Tuesday, March 17, 2009

How Can I Drive in New Jersey and Not Influence my Kids?

I’m mostly serious with this one. I want to be facetious, and there is a little of that in this post, but the subject is a serious one. My wife relayed a story to me. She took the kids to the Amish market a few weeks ago. I was home from work sick and not about to go anywhere. At dinner that night, she told me that Joshua ran into Caleb with the shopping cart, and Caleb said “What where you’re going, idiot!” Note that Caleb is 3, so I should applaud him for his application of this concept however misplaced it may have been.

I’m not aware of calling many other drivers idiots (at least not with my kids in the car). To be honest, the terms I use are far worse. For some reason, New Jersey drivers have some weird mentality that it is better for both you and them to die than to ease up and let you change lanes. These people often get downright hostile when it comes to letting another car in front of them. When I leave work in the afternoon, I always run into somebody who refuses to let me over as I’m merging onto the Walt Whitman bridge. I’ve had several times in my 10 years of living in New Jersey when another car refused to let me merge on the highway. I would be coming up the onramp and another car was in the left lane and we were side by side. I would accelerate, and the other car would match my acceleration. It always seems to happen when there is a tight line of cars following this one person so slowing down and hoping somebody else will let me over isn’t a good option. I once had an ambulance try to run me off the road like that. It was the same ambulance company a family member works for. I should have written down the number, but that family member assures me a person who drives like that probably didn’t last long.




I’ve come to a conclusion about New Jersey drivers. There are two kinds (and then there’s me, because I don’t see myself in this model as it is my model). The first kind of driver in New Jersey is totally oblivious to the fact that there is anybody else on the road besides them. Seriously, they never check blind spots, they never watch for pedestrians (especially at Wal-mart) and they’re often talking on a cell phone (which is illegal to do while driving in New Jersey, although sometimes I think I’m the only resident of New Jersey who knows that). The second kind of New Jersey driver is a word not suitable for a family blog. It’s a hole with a King James Bible word for donkey on the front. And yes, I’m not immune to absorbing some of this aggression. When I travel to a state like Maine where the drivers are less aggressive, my New Jersey-ness starts to show.

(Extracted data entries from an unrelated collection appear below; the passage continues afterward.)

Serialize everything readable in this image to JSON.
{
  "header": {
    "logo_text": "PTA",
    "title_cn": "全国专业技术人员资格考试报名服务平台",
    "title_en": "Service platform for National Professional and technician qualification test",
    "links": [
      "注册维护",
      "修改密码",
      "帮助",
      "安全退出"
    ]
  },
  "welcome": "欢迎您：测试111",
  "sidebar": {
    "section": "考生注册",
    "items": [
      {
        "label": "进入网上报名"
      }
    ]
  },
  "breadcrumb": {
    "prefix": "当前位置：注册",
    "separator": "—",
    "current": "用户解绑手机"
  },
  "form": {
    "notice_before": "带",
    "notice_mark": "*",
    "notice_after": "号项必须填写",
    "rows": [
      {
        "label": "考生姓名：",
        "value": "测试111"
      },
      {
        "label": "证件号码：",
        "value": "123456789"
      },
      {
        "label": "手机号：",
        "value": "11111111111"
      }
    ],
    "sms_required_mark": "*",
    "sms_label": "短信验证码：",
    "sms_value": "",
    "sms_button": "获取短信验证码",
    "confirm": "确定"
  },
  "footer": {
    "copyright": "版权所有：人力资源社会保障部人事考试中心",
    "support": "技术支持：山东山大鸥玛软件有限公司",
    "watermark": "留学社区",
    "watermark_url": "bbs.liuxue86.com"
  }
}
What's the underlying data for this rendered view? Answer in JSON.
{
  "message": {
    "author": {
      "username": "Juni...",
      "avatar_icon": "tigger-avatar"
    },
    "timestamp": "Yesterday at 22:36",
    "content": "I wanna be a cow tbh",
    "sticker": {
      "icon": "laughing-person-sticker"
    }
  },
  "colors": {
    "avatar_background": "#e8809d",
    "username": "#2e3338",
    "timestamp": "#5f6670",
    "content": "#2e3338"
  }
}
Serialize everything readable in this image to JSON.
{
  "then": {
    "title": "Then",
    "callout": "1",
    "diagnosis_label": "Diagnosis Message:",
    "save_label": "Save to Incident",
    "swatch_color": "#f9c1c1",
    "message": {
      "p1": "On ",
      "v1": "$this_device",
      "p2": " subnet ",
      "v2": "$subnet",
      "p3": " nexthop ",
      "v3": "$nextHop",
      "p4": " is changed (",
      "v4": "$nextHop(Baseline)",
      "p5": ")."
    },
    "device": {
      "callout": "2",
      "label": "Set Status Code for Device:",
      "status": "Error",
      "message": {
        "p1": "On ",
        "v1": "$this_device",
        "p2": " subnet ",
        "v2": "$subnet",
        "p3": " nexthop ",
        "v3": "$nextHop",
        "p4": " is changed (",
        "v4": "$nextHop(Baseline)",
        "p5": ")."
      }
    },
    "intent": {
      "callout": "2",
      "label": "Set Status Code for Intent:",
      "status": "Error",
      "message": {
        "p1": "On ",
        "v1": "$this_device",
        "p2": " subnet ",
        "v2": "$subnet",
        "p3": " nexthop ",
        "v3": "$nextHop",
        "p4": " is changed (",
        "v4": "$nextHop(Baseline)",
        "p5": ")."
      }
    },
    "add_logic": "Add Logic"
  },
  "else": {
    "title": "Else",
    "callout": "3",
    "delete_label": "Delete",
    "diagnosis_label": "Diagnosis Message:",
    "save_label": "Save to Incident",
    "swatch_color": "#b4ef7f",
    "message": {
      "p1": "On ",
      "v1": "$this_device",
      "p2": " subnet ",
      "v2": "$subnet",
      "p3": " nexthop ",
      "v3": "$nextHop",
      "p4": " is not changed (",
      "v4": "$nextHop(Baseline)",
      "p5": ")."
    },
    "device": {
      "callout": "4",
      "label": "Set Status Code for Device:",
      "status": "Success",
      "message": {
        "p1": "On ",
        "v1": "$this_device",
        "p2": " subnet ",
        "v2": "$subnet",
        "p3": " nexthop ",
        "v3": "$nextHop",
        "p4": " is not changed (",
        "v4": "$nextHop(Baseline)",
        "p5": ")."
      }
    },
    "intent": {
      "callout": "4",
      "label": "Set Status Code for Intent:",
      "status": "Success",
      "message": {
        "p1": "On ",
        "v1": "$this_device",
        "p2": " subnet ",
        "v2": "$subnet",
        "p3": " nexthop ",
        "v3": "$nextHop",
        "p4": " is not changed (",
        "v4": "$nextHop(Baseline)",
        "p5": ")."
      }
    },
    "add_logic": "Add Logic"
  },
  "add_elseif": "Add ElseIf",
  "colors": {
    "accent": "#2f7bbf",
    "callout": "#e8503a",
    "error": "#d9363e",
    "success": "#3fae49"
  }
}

The amazing thing about my model is that it doesn’t matter which kind of driver you’re dealing with, as they drive exactly the same. The only difference is that the oblivious ones don’t speed up to keep you from changing lanes; they just get the urge to speed up at the moment you put your turn signal on but they don’t see you because their cell phone is blocking their blind spot.

Incidentally, when my wife was leaving the Amish market on the day I originally started this post, her car almost got totaled by one of these oblivious drivers who was talking on a phone. My wife said she was completely backed out of her parking space, when suddenly another car started backing out rapidly. It was only by throwing her car into drive and jamming the gas to get back into her parking spot that she avoided getting hit. Getting hit would have triggered the air bags, which would probably make repair costs more than a ‘95 Windstar is worth. I think my wife did the right thing.

That brings us back to the original question. I’ve always struggled with this. I’ve tried to teach my boys to not use the word “stupid”, but I’m afraid to tell them not to use it at all. There are some people and some ideas that truly are stupid, and I can’t avoid using the word myself. There is a time and a place to call somebody or something stupid.

To my friends and readers in New Jersey (or states where you imagine the drivers are as aggressive), how do you handle teaching your children the proper use of negative words like “stupid” and “idiot”?